Firefighters made their way to his house and loaded them into a boat.
This was the height of the storm and they were in the elements for hours. "We got to higher ground and they put us on a fire truck. They put Jennings up, hoisted him up the ladder, and drove around for a long time to find higher ground. We were driven to a dump truck and they put us in a dump truck," says Yonah.
They were finally taken to a gym in Pasadena and went to sleep hungry. "We slept that night on the floor with no blankets, just shivering together," says Yonah. After their trip by boat fire truck, then dump truck, a bus was next. "We were the first bus to arrive at Lakewood! The three of us came out and we were drenched and emotionally drained and didn't know what was happening, and we were greeted with open arms. People were hugging us, saying welcome to our home, to our church," smiles Yonah.

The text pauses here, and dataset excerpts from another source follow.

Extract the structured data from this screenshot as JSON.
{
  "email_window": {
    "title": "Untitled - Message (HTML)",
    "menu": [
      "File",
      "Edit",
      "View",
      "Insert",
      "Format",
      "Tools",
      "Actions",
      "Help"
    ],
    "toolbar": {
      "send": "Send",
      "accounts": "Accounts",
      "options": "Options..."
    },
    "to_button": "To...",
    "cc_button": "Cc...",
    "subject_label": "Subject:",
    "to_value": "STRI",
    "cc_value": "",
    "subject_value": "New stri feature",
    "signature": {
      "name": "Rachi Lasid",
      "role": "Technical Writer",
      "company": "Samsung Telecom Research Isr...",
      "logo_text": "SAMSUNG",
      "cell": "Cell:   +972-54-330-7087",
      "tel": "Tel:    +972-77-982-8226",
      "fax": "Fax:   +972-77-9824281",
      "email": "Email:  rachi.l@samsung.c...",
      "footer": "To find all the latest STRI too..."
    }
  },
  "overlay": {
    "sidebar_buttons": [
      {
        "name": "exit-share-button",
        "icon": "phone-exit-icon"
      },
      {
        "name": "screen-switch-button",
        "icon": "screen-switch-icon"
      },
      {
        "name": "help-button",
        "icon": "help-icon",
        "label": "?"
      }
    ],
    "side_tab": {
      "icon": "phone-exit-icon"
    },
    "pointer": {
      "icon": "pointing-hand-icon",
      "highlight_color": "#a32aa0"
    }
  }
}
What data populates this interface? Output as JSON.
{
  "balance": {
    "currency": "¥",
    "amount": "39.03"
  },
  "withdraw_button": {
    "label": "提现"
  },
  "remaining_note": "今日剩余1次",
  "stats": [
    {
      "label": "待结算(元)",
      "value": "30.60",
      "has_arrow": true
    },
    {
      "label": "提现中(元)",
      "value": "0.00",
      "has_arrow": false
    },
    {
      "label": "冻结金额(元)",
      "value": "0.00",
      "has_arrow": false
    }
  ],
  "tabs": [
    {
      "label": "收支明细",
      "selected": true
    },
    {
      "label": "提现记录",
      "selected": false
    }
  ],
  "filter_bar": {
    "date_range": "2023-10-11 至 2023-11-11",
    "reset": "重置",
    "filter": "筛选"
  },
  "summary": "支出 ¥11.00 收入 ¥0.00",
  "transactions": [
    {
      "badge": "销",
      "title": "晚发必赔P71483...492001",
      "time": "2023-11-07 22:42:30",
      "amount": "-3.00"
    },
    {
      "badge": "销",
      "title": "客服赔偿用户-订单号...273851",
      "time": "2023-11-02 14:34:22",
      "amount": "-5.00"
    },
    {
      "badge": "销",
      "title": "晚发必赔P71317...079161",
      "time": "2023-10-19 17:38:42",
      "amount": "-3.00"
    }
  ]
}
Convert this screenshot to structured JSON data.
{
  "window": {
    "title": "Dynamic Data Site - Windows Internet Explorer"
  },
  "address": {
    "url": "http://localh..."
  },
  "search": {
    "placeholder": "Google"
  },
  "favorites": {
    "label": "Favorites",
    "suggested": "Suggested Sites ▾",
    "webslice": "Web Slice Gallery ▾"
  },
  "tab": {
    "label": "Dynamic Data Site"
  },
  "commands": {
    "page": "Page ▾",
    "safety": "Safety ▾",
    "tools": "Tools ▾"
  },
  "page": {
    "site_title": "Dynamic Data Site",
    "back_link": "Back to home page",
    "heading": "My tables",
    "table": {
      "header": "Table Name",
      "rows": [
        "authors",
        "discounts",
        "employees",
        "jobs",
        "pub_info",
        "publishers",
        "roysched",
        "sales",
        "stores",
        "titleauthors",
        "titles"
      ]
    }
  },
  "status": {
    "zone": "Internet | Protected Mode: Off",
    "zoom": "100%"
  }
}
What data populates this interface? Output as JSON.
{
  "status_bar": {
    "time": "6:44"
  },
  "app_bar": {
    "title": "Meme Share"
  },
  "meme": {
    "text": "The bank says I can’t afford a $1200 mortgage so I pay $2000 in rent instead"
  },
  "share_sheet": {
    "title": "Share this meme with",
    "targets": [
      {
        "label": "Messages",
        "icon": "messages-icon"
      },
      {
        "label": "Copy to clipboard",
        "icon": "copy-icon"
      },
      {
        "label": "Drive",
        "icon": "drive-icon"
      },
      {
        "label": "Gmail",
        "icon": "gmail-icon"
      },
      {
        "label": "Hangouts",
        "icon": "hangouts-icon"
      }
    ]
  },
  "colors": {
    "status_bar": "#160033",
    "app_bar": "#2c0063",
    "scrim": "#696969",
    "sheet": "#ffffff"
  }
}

Yonah says they spent eight days there and were given necessities that meant so much, like a warm meal, dog food, and toiletries. "That deodorant they gave me was like a brick of gold that day. One cool thing - My family doesn't look like a normal family. My partner and our dog, and that was never in question. They just saw we were in need and said, come on in! Nothing but love, pure love. It was like a warm blanket. It was like -we don't care about technicalities. You're in need and we have your back," describes Yonah.
Yonah and Michael lost a lot during the storm. They're having to learn to live as a minimalists, replacing one piece of furniture at a time. They lost their lifelong collection of antiques and all of Jonah's paintings, that he created before he lost his eyesight. At the end of the day though, Jonah is just relieved that he and his family had a safe place to stay during their darkest hours, even a church they had never visited before. "I am so grateful to Lakewood. They were helpful to me and so many people. Joel, his family, and the church family, couldn't be more gracious. If I could personally shake his hand, I would do it and thank him again," smiles Yonah.
Now that his guide dog, Jennings, is retired, he considers him to be his best friend and will remain loyal, allowing him to live out his final years as a pet versus work dog.